Stephan is right to be worried about proposed 401(k) changes
On Twitter, Stephan explained that Congress had recently proposed a law called the “Retirement Savings Modernization Act.” He said that lawmakers who introduced the legislation said the act would “ensure that ‘average investors have access to private markets and can diversify their holdings’.”
Stephan went on to provide more details. In particular, he warned that this law would end up opening the door to 401(k) users putting their money into investments they don’t currently have access to, including venture capital firms, private equity, real estate, and cryptocurrencies, among others.
This would be a major change. While IRAs can typically be opened with any brokerage firm and thus provide access to a wide variety of different assets to invest in, 401(k) investments have historically been much more restricted.
Stephan said that critics believe opening up the door to these riskier investments could have devastating financial consequences in terms of retirement readiness. He explained that many people opposed to the bill believe that investors would likely end up exposed to more risk, which could be a problem because “statistically, the average investor is terrible at picking their own investments.”
This change, in other words, could lead people without a lot of investing savvy to put their retirement savings at risk by buying “trendy, high risk assets.”
Is Stephan right?
Stephan is absolutely correct that widening the range of 401(k) investment options is a major change that could have damaging long-term effects. However, he did explain that the bill could also have some positive consequences as well — especially because it contains other provisions including one that makes enrollment in retirement plans automatic. And he’s right about that as well.
Ultimately, the important thing to remember is that the bill is currently just a proposal. It’s not likely to be passed prior to the midterm elections. And, after the elections take place, its future is still uncertain. Various pieces of the legislation could be changed or renegotiated including those addressing access to riskier investments. And ultimately, it may not pass at all.

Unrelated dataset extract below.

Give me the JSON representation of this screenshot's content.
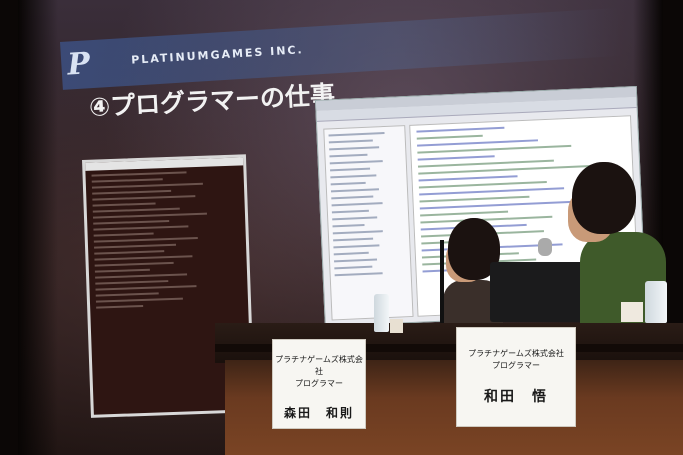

If the proposed legislation does become law, it will become more important than ever for those who are investing for retirement to truly take the time to understand the risks and potential rewards of assets they are buying. While investors could possibly benefit from having more choices for where to put their retirement dollars if they put in the time to do necessary research, many people would likely be better off just sticking with the simple funds that 401(k)s are certain to continue offering.